Barragem Santa Lúcia: instalada na avenida Arthur Bernardes, a barragem Santa Lúcia figura como uma boa solução para o problema da vazão do córrego do Leitão em Belo Horizonte. No entanto, são necessárias ainda outras soluções para que o problema seja resolvido de forma definitiva.
Leia a explicação do professor:
"A barragem Santa Lúcia foi toda assoreada com a construção urbana na região feita de forma errada, retirando terra, provocando erosão nas montanhas. Mas, a prefeitura criou aquela barragem de uma forma diferente, o excedente da chuva fica contido ali. Foi uma boa solução, só que isso não faz milagre, ela está subdimensionada. Mas não é para aumentá-la. Para resolver, você tem que pegar as nascentes do Leitão no Belvedere. Já existe a Lagoa Seca, perto BH Shopping, mas ela precisa ser melhorada, está um horror. Ela precisa cumprir sua função de reter água por algumas horas. É preciso criar mini contenções para que a água (da chuva) seja contida nas cabeceiras, você não consegue controlar a água quando ela já adquiriu grande energia".
Origem do problema
Os problemas enfrentados pela população de Belo Horizonte, hoje, em relação às chuvas começaram há muitas décadas, ainda no período de formação urbanística da cidade.
"Com a construção dos bairros, a prefeitura permitiu a retirada de 100, 200 caminhões de terra. As montanhas tinham que ser preservadas, as casas tinham que ter sido construídas respeitando a topografia. Toda a terra que foi retirada ali, milhões de toneladas, fazem falta hoje, ela servia para reservar a água. Foram canalizando os córregos e priorizando as vias para automóveis. A chuva forte expôs a fragilidade da concepção de gestão das águas em BH. Nós precisamos de des-drenagem urbana.
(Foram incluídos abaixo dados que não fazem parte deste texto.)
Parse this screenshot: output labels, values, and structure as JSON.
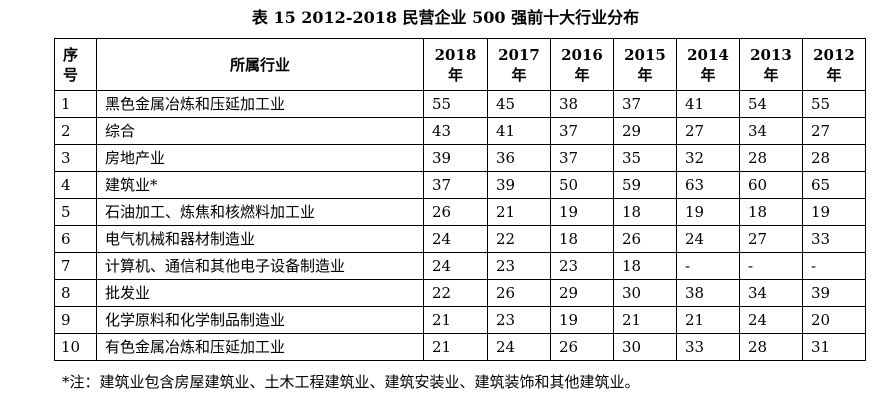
{
  "title": "表 15  2012-2018 民营企业 500 强前十大行业分布",
  "table": {
    "header": {
      "seq_line1": "序",
      "seq_line2": "号",
      "industry": "所属行业",
      "years": [
        {
          "num": "2018",
          "unit": "年"
        },
        {
          "num": "2017",
          "unit": "年"
        },
        {
          "num": "2016",
          "unit": "年"
        },
        {
          "num": "2015",
          "unit": "年"
        },
        {
          "num": "2014",
          "unit": "年"
        },
        {
          "num": "2013",
          "unit": "年"
        },
        {
          "num": "2012",
          "unit": "年"
        }
      ]
    },
    "rows": [
      {
        "seq": "1",
        "industry": "黑色金属冶炼和压延加工业",
        "values": [
          "55",
          "45",
          "38",
          "37",
          "41",
          "54",
          "55"
        ]
      },
      {
        "seq": "2",
        "industry": "综合",
        "values": [
          "43",
          "41",
          "37",
          "29",
          "27",
          "34",
          "27"
        ]
      },
      {
        "seq": "3",
        "industry": "房地产业",
        "values": [
          "39",
          "36",
          "37",
          "35",
          "32",
          "28",
          "28"
        ]
      },
      {
        "seq": "4",
        "industry": "建筑业*",
        "values": [
          "37",
          "39",
          "50",
          "59",
          "63",
          "60",
          "65"
        ]
      },
      {
        "seq": "5",
        "industry": "石油加工、炼焦和核燃料加工业",
        "values": [
          "26",
          "21",
          "19",
          "18",
          "19",
          "18",
          "19"
        ]
      },
      {
        "seq": "6",
        "industry": "电气机械和器材制造业",
        "values": [
          "24",
          "22",
          "18",
          "26",
          "24",
          "27",
          "33"
        ]
      },
      {
        "seq": "7",
        "industry": "计算机、通信和其他电子设备制造业",
        "values": [
          "24",
          "23",
          "23",
          "18",
          "-",
          "-",
          "-"
        ]
      },
      {
        "seq": "8",
        "industry": "批发业",
        "values": [
          "22",
          "26",
          "29",
          "30",
          "38",
          "34",
          "39"
        ]
      },
      {
        "seq": "9",
        "industry": "化学原料和化学制品制造业",
        "values": [
          "21",
          "23",
          "19",
          "21",
          "21",
          "24",
          "20"
        ]
      },
      {
        "seq": "10",
        "industry": "有色金属冶炼和压延加工业",
        "values": [
          "21",
          "24",
          "26",
          "30",
          "33",
          "28",
          "31"
        ]
      }
    ]
  },
  "note": "*注：建筑业包含房屋建筑业、土木工程建筑业、建筑安装业、建筑装饰和其他建筑业。"
}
O que aconteceu na (rua) Marília de Dirceu e na (avenida) Prudente de Morais é que a água da chuva implodiu e explodiu", explica Heringer Lisboa.
Existe solução?
Segundo o fundador do projeto Manuelzão – referência na luta por melhorias nas condições ambientais –, o necessário neste momento é repensar a relação humana com a cidade e ainda formas de reconstrução da capital mineira.
"As obras feitas estão baseadas no princípio errado de gestão urbana, que levou a impermeabilizar o solo das ruas, os telhados, os quintais com cimento, a calha que tira água do telhado. Essa política de drenagem que está errada. A chuva é um princípio universal. A engenharia ambiental precisa ser a relação amigável de convivência com a natureza e a cidade".